Will ISPs use deep packet inspection to watch for gun files being traded? Will torrent sites hosting firearm files be taken down, their server rooms raided? Will all the ineffectual tactics of digital suppression be tried again, and fail again?
Will 3D printers refuse to print parts, the way 2D ones are supposed to refuse to print bills? Will printers have to register their devices, even when those devices can print themselves? How is it proposed that control is to be established over something that can be transferred in an instant to another country, and made with devices that will soon be as common as microwaves?
Part of the discussion has to be that, government or otherwise, there can be no more control over printed guns than there can be over printed spoons. Regulation or banning of firearms, whether you think the idea is good or bad, will soon be impossible.
This isn’t “the singularity is near” wishful thinking. We can print working guns right now. They fire bullets. The guns themselves are being improved, and the tools to create them are multiplying. The scale is small, but every defining technology starts as a niche.
This also isn’t “the sky is falling” alarmism. We have had to come to grips with other transformative technologies, destructive and constructive. The telegraph, the atomic bomb, the computer. We can deal with this development, and that’s good because we are going to have to one way or the other.

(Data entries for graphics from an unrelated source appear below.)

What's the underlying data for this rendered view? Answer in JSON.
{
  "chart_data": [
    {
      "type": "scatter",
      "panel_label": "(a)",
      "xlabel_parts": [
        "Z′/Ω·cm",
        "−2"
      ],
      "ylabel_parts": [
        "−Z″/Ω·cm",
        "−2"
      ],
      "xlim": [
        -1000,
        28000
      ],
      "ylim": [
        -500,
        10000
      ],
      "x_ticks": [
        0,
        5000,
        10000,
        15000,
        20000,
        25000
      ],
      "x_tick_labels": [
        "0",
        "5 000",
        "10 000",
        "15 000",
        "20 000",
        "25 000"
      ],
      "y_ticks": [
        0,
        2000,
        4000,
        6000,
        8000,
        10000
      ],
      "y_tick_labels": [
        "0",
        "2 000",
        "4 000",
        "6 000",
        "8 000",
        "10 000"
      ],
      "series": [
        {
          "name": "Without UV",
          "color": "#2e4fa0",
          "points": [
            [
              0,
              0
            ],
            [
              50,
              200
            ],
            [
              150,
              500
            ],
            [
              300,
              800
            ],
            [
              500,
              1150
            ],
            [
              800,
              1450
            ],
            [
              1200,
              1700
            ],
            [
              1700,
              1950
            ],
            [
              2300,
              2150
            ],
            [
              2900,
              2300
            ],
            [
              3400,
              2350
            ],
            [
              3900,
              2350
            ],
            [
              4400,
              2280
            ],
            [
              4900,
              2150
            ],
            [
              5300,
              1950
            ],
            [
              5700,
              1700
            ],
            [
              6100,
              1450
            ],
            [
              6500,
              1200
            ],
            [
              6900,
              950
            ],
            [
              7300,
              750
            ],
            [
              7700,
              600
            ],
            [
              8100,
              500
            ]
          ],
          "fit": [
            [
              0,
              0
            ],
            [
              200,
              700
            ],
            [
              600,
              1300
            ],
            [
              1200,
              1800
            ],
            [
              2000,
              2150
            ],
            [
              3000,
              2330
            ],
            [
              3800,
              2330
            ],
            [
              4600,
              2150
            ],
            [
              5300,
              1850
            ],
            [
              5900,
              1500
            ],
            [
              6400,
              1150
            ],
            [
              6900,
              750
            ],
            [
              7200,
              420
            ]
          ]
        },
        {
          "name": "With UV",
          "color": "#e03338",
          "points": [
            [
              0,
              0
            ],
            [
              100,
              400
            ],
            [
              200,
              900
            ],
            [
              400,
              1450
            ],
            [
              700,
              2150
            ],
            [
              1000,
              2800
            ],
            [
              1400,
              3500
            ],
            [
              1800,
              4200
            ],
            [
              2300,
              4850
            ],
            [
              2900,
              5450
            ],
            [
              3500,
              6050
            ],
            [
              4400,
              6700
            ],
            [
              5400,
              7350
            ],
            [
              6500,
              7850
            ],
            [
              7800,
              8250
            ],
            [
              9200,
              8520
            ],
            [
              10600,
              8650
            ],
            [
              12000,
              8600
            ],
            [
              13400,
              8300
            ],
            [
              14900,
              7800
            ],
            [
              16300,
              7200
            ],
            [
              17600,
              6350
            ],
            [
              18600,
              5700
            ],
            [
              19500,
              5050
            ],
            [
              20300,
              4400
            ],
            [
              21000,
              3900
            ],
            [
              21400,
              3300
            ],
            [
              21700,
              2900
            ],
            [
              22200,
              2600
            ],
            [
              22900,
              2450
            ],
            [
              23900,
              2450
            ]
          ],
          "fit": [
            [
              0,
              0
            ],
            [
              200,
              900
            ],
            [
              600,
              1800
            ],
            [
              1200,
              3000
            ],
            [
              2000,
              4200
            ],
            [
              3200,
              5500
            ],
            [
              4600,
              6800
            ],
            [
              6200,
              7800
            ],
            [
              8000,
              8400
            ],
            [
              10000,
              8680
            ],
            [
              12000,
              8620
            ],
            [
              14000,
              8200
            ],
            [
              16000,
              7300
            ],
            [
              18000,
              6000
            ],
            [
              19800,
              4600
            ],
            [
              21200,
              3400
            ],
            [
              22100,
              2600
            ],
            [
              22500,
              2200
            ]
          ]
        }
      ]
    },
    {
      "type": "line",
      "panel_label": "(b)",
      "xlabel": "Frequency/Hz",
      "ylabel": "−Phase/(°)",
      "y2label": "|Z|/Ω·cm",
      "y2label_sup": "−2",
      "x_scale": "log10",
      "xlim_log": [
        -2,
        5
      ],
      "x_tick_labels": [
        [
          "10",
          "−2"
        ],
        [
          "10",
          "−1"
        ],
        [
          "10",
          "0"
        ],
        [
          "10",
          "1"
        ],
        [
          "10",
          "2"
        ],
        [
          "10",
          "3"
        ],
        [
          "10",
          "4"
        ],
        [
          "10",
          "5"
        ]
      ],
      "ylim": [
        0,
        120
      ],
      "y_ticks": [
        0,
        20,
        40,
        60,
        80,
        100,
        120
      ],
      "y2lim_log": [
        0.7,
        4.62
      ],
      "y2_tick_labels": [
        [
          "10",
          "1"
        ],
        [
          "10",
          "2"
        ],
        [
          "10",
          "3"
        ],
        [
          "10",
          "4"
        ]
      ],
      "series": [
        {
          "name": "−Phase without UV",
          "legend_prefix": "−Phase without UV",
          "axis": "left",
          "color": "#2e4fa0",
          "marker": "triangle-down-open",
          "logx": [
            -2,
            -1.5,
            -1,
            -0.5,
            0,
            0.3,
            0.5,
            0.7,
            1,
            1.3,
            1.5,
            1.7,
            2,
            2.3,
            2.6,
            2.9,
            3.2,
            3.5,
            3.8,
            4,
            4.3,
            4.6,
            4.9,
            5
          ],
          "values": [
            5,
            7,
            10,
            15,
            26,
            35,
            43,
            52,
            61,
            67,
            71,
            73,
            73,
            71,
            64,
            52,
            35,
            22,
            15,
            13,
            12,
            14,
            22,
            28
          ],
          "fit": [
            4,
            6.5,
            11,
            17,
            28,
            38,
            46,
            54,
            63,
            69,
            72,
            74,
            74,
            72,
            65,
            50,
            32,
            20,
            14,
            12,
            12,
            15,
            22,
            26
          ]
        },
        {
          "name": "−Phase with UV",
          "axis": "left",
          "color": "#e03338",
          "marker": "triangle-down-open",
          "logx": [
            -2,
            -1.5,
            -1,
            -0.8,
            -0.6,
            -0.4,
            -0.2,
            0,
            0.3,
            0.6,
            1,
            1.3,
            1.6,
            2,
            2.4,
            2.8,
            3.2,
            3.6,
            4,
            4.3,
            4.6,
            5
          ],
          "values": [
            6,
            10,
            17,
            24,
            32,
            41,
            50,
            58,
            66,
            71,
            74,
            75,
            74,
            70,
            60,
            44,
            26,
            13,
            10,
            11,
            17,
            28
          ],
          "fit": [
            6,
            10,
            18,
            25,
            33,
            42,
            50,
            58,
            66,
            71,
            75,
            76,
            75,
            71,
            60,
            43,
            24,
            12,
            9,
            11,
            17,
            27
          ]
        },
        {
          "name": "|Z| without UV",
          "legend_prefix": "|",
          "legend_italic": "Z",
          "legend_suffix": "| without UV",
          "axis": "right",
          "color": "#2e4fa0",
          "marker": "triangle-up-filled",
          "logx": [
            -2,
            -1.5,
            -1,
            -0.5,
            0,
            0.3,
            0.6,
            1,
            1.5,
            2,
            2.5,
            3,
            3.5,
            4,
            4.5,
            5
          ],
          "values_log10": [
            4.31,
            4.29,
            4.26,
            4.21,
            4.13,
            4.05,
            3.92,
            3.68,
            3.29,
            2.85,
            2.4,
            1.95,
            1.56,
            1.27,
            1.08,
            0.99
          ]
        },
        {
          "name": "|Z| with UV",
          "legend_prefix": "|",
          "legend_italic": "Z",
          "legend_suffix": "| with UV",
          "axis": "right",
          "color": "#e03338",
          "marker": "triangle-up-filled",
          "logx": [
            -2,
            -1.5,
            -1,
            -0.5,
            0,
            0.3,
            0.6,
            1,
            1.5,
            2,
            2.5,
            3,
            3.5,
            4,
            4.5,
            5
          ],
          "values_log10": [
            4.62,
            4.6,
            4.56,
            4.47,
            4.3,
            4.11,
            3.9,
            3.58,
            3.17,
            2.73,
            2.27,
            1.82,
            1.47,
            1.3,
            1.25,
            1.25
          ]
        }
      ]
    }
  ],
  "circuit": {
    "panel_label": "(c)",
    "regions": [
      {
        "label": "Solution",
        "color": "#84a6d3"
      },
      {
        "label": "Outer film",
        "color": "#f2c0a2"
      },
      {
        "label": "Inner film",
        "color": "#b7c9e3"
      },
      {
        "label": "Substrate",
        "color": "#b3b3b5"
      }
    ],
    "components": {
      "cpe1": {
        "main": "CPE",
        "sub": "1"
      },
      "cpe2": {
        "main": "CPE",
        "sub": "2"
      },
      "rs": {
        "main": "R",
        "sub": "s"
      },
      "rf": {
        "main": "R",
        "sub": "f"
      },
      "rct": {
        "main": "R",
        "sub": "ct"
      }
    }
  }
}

Lastly, this isn’t about taking sides, politically or culturally. This is only about looking at all the facts, not just the convenient ones. And while with other industries it may be accepted, even justifiable, to simply let events play out and reap the benefits meanwhile (as with the implosion of the music publishing industry), the same cannot be said about an industry that concerns not our entertainment or our means of expression, but rather (regardless of what side you take) our safety and security.